The Story of Adèle H is a film of faces: of Adèle’s face mainly (or rather the face of Isabelle Adjani, who plays the role with intelligent, frightened intensity): a businesslike and composed face as she tells lie after lie in her pursuit of Pinson when she first arrives in Halifax; a weeping face when Pinson doesn’t answer a letter; a brilliant, insane face, her long hair hanging down, as she tries to talk to Leopoldine by means of a table tournante; an abstracted, impassive face as she strides the streets of Bridgetown, her tattered red dress brushing the sandy ground. It is also a film of narrow spaces: stairwells, poky parlors and shops, tiny streets, difference of level within a single room. All of which suggests not so much a romantic love driven to insanity by rejection as an all-enclosing obsession which clings insanely to an unrequited love.

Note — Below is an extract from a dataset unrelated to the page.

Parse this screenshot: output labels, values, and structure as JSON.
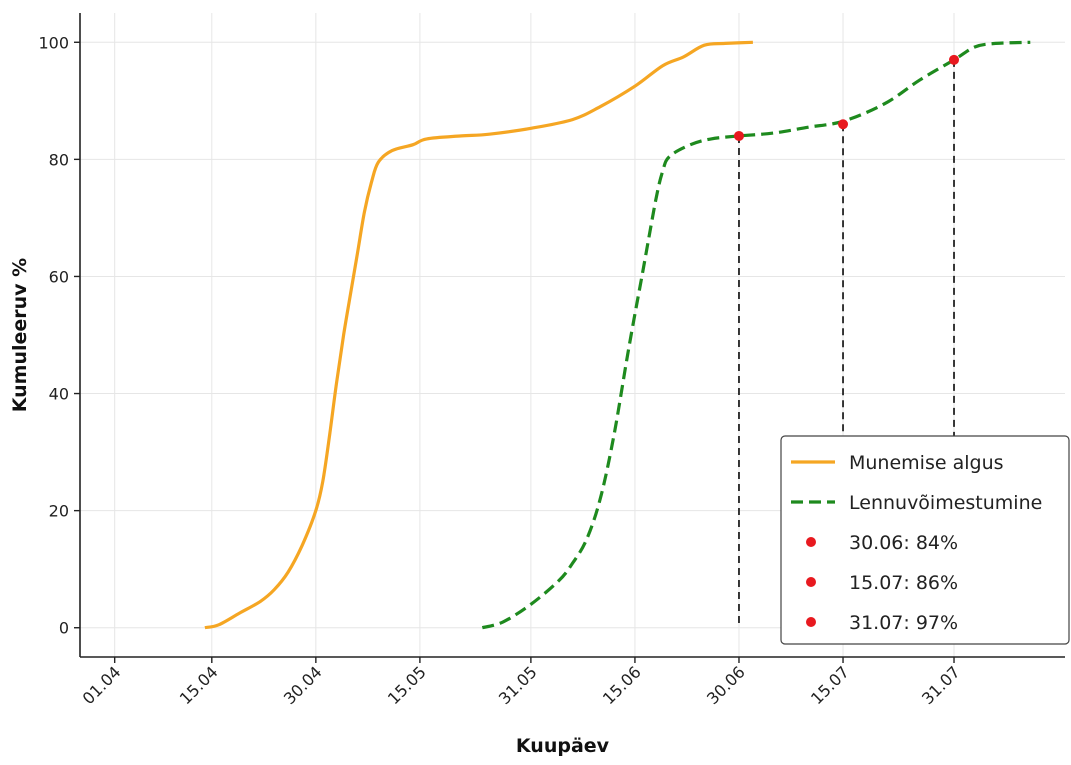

It is a romantic movie, nevertheless. It begins with a discreet allusion to the opening of Casablanca, as the voice of a narrator says, “Nous sommes en 1863,” and we see a map of the world, and on it Canada. We cut to a boat landing, and a port in wartime. There are questions about papers, suggestions of intrigue. Adèle slips through the barrier. When letters are read in the movie, we hear the voice of their author, in old Hollywood style. Isabelle Adjani, who is twenty, looks twenty, while Adèle Hugo, in 1863, was thirty-three, and no doubt not half as pretty. But I don’t think there is anything missing from the film, as there is from One Flew Over the Cuckoo’s Nest. Its softness, its lyrical rendering of a life that can’t have been lyrical at all in reality, muffles the cry which is its theme, but it doesn’t silence it. The poignancy of the movie is a little facile, but it’s a real poignancy. To ask for something tougher from Truffaut would be to ask for another director.